Томас откладывает фотографии и возвращается к своей тарелке. Он жуёт и говорит одновременно.
— Ещё пятьдесят лет назад можно было заниматься искусством. Или спортом. Люди выходили на футбольное поле, играли, потом пожимали друг другу руки и расходились, а не рвали на груди майку. И на это смотрели. Люди делали интересные снимки, выставляли их, и на это тоже смотрели. Люди писали книги. А сейчас нужно выбирать.
— Томас очень любит рассуждать о глобальном. Илья, ты можешь пока заняться обедом, он будет говорить примерно пятнадцать минут без перерыва.
— Маргерит действует подсознательно. Она, сама не понимая того, выбрала заниматься искусством, и её это удовлетворяет. У нас нет детей, у нас есть дом, и нам не так много надо, чтобы дожить до конца жизни. Я тоже сделал свой выбор, может быть, более осознанно. Но, например, для тебя это предстоит сделать, сделать выбор. У тебя есть дети, семья, ты должен их кормить. И поэтому ты должен сделать выбор — искусство или шоу-бизнес. Внести элемент шоу-бизнеса в литературу сложнее, для этого нужны талант, энергия, чёткий план. Но это, в общем-то, возможно, как и всё на свете.
— Тогда у меня не получится. Слишком мало энергии. Иногда её не хватает даже, чтобы начать новый день.
Томас не слушает ответов. Жуёт и говорит одновременно, смотрит мне в район грудины и на ощупь орудует вилкой.
— У тебя есть преимущество — ты русский. Это уже элемент кича. И если ты заявляешь о себе в Европе, то надо сразу честно сделать выбор — используешь ты это, или ты отказываешься от любых подобных трюков.
Мы переглядываемся с Маргерит, она с улыбкой пожимает плечами и подливает мне и себе вина.
После обеда Томас приносит мне в подарок свою фотографию, на которой изображено обычное дерево.

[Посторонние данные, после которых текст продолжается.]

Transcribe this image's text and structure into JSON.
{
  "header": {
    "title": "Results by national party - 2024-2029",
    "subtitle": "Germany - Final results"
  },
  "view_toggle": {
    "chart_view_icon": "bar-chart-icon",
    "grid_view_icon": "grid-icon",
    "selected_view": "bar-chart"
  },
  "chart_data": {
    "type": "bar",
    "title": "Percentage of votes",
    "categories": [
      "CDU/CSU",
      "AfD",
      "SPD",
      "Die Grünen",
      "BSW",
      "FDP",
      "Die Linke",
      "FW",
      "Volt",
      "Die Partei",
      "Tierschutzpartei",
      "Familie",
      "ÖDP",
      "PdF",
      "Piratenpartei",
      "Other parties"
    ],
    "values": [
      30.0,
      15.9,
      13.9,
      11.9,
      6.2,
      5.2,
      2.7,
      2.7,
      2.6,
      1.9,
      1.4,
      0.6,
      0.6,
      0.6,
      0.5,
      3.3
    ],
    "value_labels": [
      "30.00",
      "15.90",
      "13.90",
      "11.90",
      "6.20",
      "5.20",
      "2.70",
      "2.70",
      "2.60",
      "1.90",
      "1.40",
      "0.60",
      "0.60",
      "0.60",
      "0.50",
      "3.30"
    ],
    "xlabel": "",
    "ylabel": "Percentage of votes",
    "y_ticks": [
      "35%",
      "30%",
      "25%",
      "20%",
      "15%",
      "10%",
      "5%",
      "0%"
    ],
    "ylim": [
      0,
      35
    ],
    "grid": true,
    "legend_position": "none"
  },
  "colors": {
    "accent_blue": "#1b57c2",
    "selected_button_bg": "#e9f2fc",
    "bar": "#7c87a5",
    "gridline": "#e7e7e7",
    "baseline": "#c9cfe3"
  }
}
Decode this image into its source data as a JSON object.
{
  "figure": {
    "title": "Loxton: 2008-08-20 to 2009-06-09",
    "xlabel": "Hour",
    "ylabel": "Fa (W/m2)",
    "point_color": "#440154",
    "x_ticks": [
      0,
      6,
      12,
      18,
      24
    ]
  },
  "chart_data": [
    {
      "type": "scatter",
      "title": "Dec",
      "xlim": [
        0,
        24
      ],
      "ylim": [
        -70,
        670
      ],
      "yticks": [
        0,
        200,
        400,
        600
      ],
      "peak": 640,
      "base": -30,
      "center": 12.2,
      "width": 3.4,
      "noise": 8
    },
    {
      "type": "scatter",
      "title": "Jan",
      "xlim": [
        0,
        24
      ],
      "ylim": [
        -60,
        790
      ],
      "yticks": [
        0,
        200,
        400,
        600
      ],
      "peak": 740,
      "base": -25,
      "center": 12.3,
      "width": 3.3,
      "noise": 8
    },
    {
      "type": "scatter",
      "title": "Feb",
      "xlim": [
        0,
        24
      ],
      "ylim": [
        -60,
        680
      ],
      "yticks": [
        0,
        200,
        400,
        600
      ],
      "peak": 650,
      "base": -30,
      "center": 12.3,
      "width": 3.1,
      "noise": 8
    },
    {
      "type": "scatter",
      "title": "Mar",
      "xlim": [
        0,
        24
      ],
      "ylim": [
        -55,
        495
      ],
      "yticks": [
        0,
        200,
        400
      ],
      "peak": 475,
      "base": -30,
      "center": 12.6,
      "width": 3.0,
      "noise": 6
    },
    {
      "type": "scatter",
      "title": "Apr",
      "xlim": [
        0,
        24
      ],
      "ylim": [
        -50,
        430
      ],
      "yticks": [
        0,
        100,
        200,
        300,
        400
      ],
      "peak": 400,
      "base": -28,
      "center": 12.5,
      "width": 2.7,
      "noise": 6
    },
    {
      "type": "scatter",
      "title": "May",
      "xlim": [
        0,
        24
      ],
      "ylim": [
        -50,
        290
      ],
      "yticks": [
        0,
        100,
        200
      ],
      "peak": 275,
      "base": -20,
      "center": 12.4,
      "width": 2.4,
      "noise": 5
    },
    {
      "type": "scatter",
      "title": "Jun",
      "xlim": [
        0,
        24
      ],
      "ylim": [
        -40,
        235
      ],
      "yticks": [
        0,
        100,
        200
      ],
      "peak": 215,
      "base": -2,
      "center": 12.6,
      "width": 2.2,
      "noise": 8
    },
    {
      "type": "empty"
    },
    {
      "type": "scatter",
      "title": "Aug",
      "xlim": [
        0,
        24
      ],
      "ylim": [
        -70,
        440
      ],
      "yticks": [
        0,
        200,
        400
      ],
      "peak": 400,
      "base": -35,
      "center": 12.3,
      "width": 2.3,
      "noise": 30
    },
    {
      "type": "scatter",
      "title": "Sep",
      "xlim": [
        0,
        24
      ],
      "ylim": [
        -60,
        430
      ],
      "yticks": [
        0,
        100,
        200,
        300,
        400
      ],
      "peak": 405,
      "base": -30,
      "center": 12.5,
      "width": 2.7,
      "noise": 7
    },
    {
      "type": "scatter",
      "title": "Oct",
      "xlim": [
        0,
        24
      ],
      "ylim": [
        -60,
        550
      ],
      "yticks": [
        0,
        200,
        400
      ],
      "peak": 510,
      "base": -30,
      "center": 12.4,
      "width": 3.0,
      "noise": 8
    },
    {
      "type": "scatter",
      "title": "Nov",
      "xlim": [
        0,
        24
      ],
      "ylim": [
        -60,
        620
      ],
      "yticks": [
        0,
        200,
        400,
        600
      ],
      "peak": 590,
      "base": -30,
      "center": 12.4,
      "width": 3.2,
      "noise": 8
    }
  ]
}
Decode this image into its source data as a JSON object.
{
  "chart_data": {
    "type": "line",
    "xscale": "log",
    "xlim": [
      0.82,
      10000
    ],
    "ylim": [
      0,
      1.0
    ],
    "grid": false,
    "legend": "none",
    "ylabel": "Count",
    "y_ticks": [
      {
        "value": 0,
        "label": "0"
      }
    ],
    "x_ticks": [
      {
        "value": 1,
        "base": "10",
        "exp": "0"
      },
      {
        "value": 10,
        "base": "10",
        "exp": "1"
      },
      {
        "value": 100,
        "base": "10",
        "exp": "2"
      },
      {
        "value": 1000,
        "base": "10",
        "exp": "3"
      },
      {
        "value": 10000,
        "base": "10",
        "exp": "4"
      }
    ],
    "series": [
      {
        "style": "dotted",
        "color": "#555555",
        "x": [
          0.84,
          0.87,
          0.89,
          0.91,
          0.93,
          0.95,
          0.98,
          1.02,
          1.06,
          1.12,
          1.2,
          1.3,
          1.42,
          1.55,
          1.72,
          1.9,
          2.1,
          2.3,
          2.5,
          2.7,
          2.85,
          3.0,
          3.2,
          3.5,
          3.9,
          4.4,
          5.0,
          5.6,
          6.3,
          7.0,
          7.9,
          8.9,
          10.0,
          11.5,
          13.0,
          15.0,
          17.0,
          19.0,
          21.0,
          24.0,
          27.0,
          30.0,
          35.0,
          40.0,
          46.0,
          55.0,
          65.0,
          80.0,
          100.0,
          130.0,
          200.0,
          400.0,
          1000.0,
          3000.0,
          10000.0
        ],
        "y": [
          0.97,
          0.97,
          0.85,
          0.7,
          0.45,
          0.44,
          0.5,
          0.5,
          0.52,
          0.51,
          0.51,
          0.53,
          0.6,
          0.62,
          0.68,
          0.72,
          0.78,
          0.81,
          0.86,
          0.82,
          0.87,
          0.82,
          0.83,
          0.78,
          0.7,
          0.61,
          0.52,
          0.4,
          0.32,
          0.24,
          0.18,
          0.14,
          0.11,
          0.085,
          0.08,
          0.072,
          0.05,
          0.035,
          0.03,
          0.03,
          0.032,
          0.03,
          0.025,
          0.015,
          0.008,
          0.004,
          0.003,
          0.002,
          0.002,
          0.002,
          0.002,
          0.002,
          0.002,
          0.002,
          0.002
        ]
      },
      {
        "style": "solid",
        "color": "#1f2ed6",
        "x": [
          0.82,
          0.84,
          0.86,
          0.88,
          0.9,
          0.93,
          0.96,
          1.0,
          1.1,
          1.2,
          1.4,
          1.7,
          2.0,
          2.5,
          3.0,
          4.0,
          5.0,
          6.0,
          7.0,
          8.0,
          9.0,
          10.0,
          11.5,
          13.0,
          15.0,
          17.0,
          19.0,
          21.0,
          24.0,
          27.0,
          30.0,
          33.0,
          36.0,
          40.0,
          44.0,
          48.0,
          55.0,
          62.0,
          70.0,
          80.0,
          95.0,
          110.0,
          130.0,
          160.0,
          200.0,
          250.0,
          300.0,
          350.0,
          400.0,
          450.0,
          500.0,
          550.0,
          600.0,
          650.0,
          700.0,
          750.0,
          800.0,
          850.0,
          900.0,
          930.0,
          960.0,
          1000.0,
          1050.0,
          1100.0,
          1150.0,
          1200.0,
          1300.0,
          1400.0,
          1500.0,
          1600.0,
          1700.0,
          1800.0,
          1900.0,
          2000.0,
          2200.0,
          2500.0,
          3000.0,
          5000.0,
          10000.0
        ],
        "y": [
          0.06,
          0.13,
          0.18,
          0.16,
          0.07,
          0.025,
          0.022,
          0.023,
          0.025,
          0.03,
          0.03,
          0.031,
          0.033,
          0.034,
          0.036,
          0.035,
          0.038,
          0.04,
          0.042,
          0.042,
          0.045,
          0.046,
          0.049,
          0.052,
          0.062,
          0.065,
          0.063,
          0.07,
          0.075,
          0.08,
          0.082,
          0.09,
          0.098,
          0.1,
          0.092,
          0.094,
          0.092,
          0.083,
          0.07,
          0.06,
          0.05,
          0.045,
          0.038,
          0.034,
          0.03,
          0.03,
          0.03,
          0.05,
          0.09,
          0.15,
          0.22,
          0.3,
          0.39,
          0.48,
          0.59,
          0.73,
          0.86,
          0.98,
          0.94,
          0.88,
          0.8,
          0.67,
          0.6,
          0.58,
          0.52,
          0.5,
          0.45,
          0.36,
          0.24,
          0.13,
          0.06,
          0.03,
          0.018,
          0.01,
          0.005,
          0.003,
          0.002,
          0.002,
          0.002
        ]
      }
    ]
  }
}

— Сова с глазастым милым детёнышем пряталась с другой стороны ствола. Поэтому они не видны, — объясняет он.
— Томас, мне кажется, я понимаю, о чём вы говорите. Просто, когда я фотографирую, то делаю это для себя, изредка и с удовольствием. А сейчас почти вообще забросил. А писать — это…
— Для тебя писать — это не удовольствие? — спрашивает Томас.
— Нет, конечно. Это тяжело, иногда неприятно. Всё рождается в муках, можно даже сказать, что вообще творчество или роды — это муки.
Маргерит опять глядит на меня с кривоватой, изучающей улыбкой, как в первый вечер.